Two years later, for only $1500 I also acquired a '55 Buick Century for my next son Joe to use. Like the '57 Chevy it ran well, but needed a lot of continuous work that became part of the education process. Seems that my entire life has involved the process of buying nothing but cheap, old, used cars that I could afford and could keep running for our large family of 8 children. In fact, I have never owned a new car. Why? Because I too am cheap. But our cars (of which there were often five clunkers parked out front ... three of which may simultaneously have their hoods propped up for engine work) served us well, became the source of many memories, and were often identified by nicknames earned for their temperament (such as the Chevy Spectrum that we called "Rectum.") All of the kids could do maintenance and even my four daughters could change the oil and do a brake job.
I explained to Dan the practical beauty of most of these cars when it came to dating. "Dan, if you look close you'll see these are bench seats that had no seat belts. That means your honey could sit right next to you as you proudly drove with your left hand on the wheel and your right arm around her shoulder as you went to the drive-in theater or pulled into the local hamburger joint with waitresses on roller skates ready to hang your order on your partially opened window. (I didn't tell Dan about following that up by parking at the pond to watch the submarine races.) Those were the days! These were the cars! And that's where my memories were taking me.

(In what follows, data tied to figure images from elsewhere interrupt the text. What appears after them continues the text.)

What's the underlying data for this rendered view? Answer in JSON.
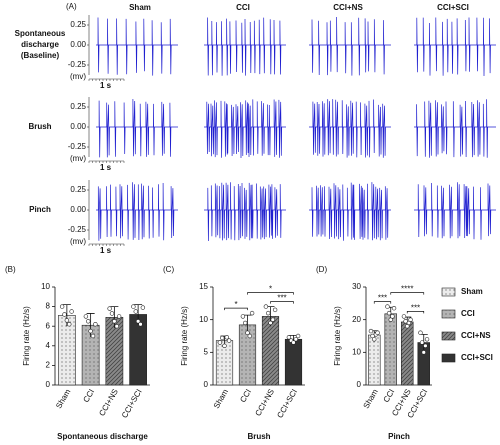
{
  "panel_a": {
    "label": "(A)",
    "columns": [
      "Sham",
      "CCI",
      "CCI+NS",
      "CCI+SCI"
    ],
    "rows": [
      [
        "Spontaneous",
        "discharge",
        "(Baseline)"
      ],
      [
        "Brush"
      ],
      [
        "Pinch"
      ]
    ],
    "trace_ticks": [
      "0.25",
      "0.00",
      "-0.25"
    ],
    "unit": "(mv)",
    "scale": "1 s"
  },
  "chart_data": [
    {
      "type": "bar",
      "panel": "(B)",
      "ylabel": "Firing rate (Hz/s)",
      "xlabel": "Spontaneous discharge",
      "categories": [
        "Sham",
        "CCI",
        "CCI+NS",
        "CCI+SCI"
      ],
      "values": [
        7.1,
        6.1,
        6.9,
        7.2
      ],
      "errors": [
        1.1,
        1.2,
        1.1,
        1.0
      ],
      "points": [
        [
          8.0,
          7.2,
          6.6,
          6.2,
          7.5
        ],
        [
          7.0,
          6.5,
          5.5,
          5.0,
          6.2
        ],
        [
          7.8,
          7.3,
          6.5,
          6.0,
          7.0
        ],
        [
          8.0,
          7.5,
          6.5,
          6.2,
          7.9
        ]
      ],
      "colors": [
        "#ececec",
        "#b4b4b4",
        "#8a8a8a",
        "#333333"
      ],
      "patterns": [
        "dots",
        "dots",
        "stripes",
        "solid"
      ],
      "ylim": [
        0,
        10
      ],
      "yticks": [
        0,
        2,
        4,
        6,
        8,
        10
      ],
      "annotations": []
    },
    {
      "type": "bar",
      "panel": "(C)",
      "ylabel": "Firing rate (Hz/s)",
      "xlabel": "Brush",
      "categories": [
        "Sham",
        "CCI",
        "CCI+NS",
        "CCI+SCI"
      ],
      "values": [
        6.8,
        9.2,
        10.5,
        7.0
      ],
      "errors": [
        0.7,
        1.5,
        1.5,
        0.6
      ],
      "points": [
        [
          6.5,
          7.2,
          6.0,
          7.3,
          6.8
        ],
        [
          10.5,
          9.5,
          8.0,
          7.5,
          11.0
        ],
        [
          12.0,
          11.0,
          9.5,
          10.0,
          11.5
        ],
        [
          7.3,
          6.8,
          6.5,
          7.0,
          7.5
        ]
      ],
      "colors": [
        "#ececec",
        "#b4b4b4",
        "#8a8a8a",
        "#333333"
      ],
      "patterns": [
        "dots",
        "dots",
        "stripes",
        "solid"
      ],
      "ylim": [
        0,
        15
      ],
      "yticks": [
        0,
        5,
        10,
        15
      ],
      "annotations": [
        {
          "between": [
            "Sham",
            "CCI"
          ],
          "label": "*"
        },
        {
          "between": [
            "CCI+NS",
            "CCI+SCI"
          ],
          "label": "***"
        },
        {
          "between": [
            "CCI",
            "CCI+SCI"
          ],
          "label": "*"
        }
      ]
    },
    {
      "type": "bar",
      "panel": "(D)",
      "ylabel": "Firing rate (Hz/s)",
      "xlabel": "Pinch",
      "categories": [
        "Sham",
        "CCI",
        "CCI+NS",
        "CCI+SCI"
      ],
      "values": [
        15.3,
        21.8,
        19.3,
        13.0
      ],
      "errors": [
        1.3,
        2.0,
        1.5,
        2.5
      ],
      "points": [
        [
          16.5,
          15.0,
          14.0,
          15.5,
          16.0
        ],
        [
          24.0,
          22.0,
          20.0,
          21.0,
          23.5
        ],
        [
          21.0,
          19.5,
          18.0,
          19.0,
          20.0
        ],
        [
          16.0,
          13.0,
          10.0,
          12.0,
          14.0
        ]
      ],
      "colors": [
        "#ececec",
        "#b4b4b4",
        "#8a8a8a",
        "#333333"
      ],
      "patterns": [
        "dots",
        "dots",
        "stripes",
        "solid"
      ],
      "ylim": [
        0,
        30
      ],
      "yticks": [
        0,
        10,
        20,
        30
      ],
      "legend": "right",
      "annotations": [
        {
          "between": [
            "Sham",
            "CCI"
          ],
          "label": "***"
        },
        {
          "between": [
            "CCI+NS",
            "CCI+SCI"
          ],
          "label": "***"
        },
        {
          "between": [
            "CCI",
            "CCI+SCI"
          ],
          "label": "****"
        }
      ]
    }
  ]
}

I was amazed by how large this event had grown from 30 years ago when it only occurred on the last Saturday of each month with a mere 25 cars. I also remember how I often went to Pomona, California to visit the Classic Car Show there. It takes place about six times each year and is the largest on the West Coast. In addition to the hundreds of cars on display, there are miles of booths just selling auto parts. But even though many of the cars are for sale, a close examination reveals what really happens there.

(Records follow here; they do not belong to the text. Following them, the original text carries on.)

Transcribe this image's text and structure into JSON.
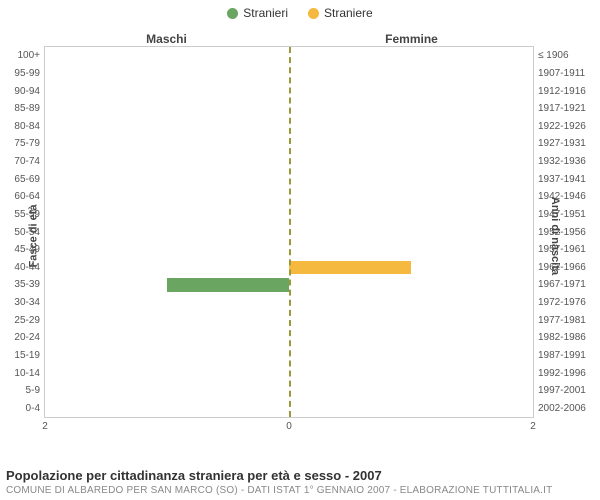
{
  "legend": {
    "male": {
      "label": "Stranieri",
      "color": "#6aa661"
    },
    "female": {
      "label": "Straniere",
      "color": "#f5b940"
    }
  },
  "panels": {
    "left": "Maschi",
    "right": "Femmine"
  },
  "axis": {
    "left_title": "Fasce di età",
    "right_title": "Anni di nascita",
    "x_max": 2,
    "x_ticks_left": [
      "2",
      "0"
    ],
    "x_ticks_right": [
      "0",
      "2"
    ],
    "center_line_color": "#9a9a3a"
  },
  "caption": {
    "title": "Popolazione per cittadinanza straniera per età e sesso - 2007",
    "subtitle": "COMUNE DI ALBAREDO PER SAN MARCO (SO) - Dati ISTAT 1° gennaio 2007 - Elaborazione TUTTITALIA.IT"
  },
  "plot": {
    "border_color": "#cccccc",
    "background_color": "#ffffff"
  },
  "rows": [
    {
      "age": "100+",
      "birth": "≤ 1906",
      "m": 0,
      "f": 0
    },
    {
      "age": "95-99",
      "birth": "1907-1911",
      "m": 0,
      "f": 0
    },
    {
      "age": "90-94",
      "birth": "1912-1916",
      "m": 0,
      "f": 0
    },
    {
      "age": "85-89",
      "birth": "1917-1921",
      "m": 0,
      "f": 0
    },
    {
      "age": "80-84",
      "birth": "1922-1926",
      "m": 0,
      "f": 0
    },
    {
      "age": "75-79",
      "birth": "1927-1931",
      "m": 0,
      "f": 0
    },
    {
      "age": "70-74",
      "birth": "1932-1936",
      "m": 0,
      "f": 0
    },
    {
      "age": "65-69",
      "birth": "1937-1941",
      "m": 0,
      "f": 0
    },
    {
      "age": "60-64",
      "birth": "1942-1946",
      "m": 0,
      "f": 0
    },
    {
      "age": "55-59",
      "birth": "1947-1951",
      "m": 0,
      "f": 0
    },
    {
      "age": "50-54",
      "birth": "1952-1956",
      "m": 0,
      "f": 0
    },
    {
      "age": "45-49",
      "birth": "1957-1961",
      "m": 0,
      "f": 0
    },
    {
      "age": "40-44",
      "birth": "1962-1966",
      "m": 0,
      "f": 1
    },
    {
      "age": "35-39",
      "birth": "1967-1971",
      "m": 1,
      "f": 0
    },
    {
      "age": "30-34",
      "birth": "1972-1976",
      "m": 0,
      "f": 0
    },
    {
      "age": "25-29",
      "birth": "1977-1981",
      "m": 0,
      "f": 0
    },
    {
      "age": "20-24",
      "birth": "1982-1986",
      "m": 0,
      "f": 0
    },
    {
      "age": "15-19",
      "birth": "1987-1991",
      "m": 0,
      "f": 0
    },
    {
      "age": "10-14",
      "birth": "1992-1996",
      "m": 0,
      "f": 0
    },
    {
      "age": "5-9",
      "birth": "1997-2001",
      "m": 0,
      "f": 0
    },
    {
      "age": "0-4",
      "birth": "2002-2006",
      "m": 0,
      "f": 0
    }
  ]
}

Many of these guys have spent small fortunes restoring their cars and feeding those same great memories that I have of the good old days. Their wives have other priorities now and have told their husbands "Ed, why don't you sell that damn thing before it takes us to the poor house." And old Ed says, "OK hon, I'll go to Pomona this weekend and try to sell her for you." And true to his word, Ed parks his car on display and puts a sign in the front window, "FOR SALE."
Now Ed knows the car has a fair market value of $ 7,000 but as soon as a customer inquires of the asking price Ed says, "You know, I have to get $16,000," confidently knowing this will end any chance of a sale. Then Ed joins his other seven buddies sitting on lounge chairs behind their cars listening to old Doo-Wop music with The Flamingos singing "I Only Have Eyes for You" blasting from speakers in a huge Oldsmobile trunk which coincidentally contains a cooler of Budweiser that they're all drinking while discussing Willie Mays' catch and how the damn New York Giants swept the invincible Cleveland Indians to win the 1954 World Series.
When Ed gets home his wife asks, "Ed dear, did you have any luck selling her?" Ed says, "Well, I tried sweetheart, but just no buyers out there today." Ed was right, there were no buyers at his asking price which just made it another perfect day at the classic car show.
Yes, art takes many forms, and each of us has preferences. For Dan it's the 1969 Camaro. It keeps calling him. That's why Dan the Man, in turn, called me again this week and said, "Hey Grandpop, wanna go this Saturday? Maybe we could get there a little earlier. How about 5:50 a.m?"